指折り数えの幸運は
「さあ占って! マダム・ルイーゼ!」
マダム・シーラの店の片隅で、のんびりとタロットカードをめくっている、いささか時代がかった灰色のドレスをまとう老嬢に、ステージダンサーのベレニスが詰め寄った。
「……御免被りたいねえ」
やわらかな口調でしっかり拒絶したマダム・ルイーゼだが、ベレニスも引き下がる気配はない。
「もう、そんなこと言わないでよ! アタシにとびっきりの幸運がいつ舞い込んでくるのか、教えて欲しいの!」
「……ふむ、なら、アンタの言う『とびっきりの幸運』てのはなんだい?」
マダム・ルイーゼの問いに、ベレニスは指を折りながら、富と名声、極上の紳士たるパートナー、それからそれから……と、カウンターで聞いている僕でもそれ全部っていうのは、なんだか欲が深過ぎ──と思わずにいられない幸運の数々をつらつら語り出す。
「……あのねえ」
左右の指折り五往復にしてようやく口を閉じたベレニスへと、マダム・ルイーゼがにっこり笑いかける。
「そもそも幸運なんてやってきたところで、そこでアンタにまつわるいろんなものごとを足したり引いたりして、ようやくひとつだけ、しあわせのかたちになるの。いろんな幸運全部を手に入れると、その分だけまとわりつく影は重たくのしかかってくるし、あっという間にアンタもこの世も真っ暗になってしまうわよ」
だから、何がアンタにとってのしあわせなのか、よく考えてみることね。
笑顔はくずさず、けれど、タロットカードを一枚も卓上に並べることなく、マダム・ルイーゼは口にしていた。
「そうは言っても、ねえ」
物足りないと言わんばかりに唇を尖らせたベレニスに、持ってきなさい、とマダム・シーラが僕へと、ホットレモネードを差し出す。

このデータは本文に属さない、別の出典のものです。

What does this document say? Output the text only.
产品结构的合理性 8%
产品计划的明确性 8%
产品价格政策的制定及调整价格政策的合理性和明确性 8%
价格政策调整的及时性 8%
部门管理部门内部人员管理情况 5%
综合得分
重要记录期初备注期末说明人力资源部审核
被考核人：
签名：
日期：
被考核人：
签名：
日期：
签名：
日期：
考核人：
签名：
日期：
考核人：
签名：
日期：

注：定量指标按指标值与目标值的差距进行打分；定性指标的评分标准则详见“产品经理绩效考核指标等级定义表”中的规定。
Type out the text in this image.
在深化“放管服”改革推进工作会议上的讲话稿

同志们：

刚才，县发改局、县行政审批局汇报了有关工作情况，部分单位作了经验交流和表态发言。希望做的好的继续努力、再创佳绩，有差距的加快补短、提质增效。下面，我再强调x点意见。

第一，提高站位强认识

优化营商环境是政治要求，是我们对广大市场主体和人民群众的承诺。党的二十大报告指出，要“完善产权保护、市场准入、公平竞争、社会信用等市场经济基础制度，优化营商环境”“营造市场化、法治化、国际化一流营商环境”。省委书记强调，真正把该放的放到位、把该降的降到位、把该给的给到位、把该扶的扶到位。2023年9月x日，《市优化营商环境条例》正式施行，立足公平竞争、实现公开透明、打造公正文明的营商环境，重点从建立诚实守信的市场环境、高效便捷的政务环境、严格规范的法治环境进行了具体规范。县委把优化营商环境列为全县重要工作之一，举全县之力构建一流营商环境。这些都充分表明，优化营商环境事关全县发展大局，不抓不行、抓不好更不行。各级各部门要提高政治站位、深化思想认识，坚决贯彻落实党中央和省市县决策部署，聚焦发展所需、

「ああいう意見を年配のひとからきっちり言ってもらえることが、そもそも幸運なんだけどねえ」
あの年頃では気づかないものよね。マダム・シーラの諦観に満ちた溜息に、さて、僕はどうだろうか──としばらく考えて、
(この店で働いたことが、いつか僕の幸運な財産になればいい──……かな)
すこし照れくさいけれど、そんなことを思っていた。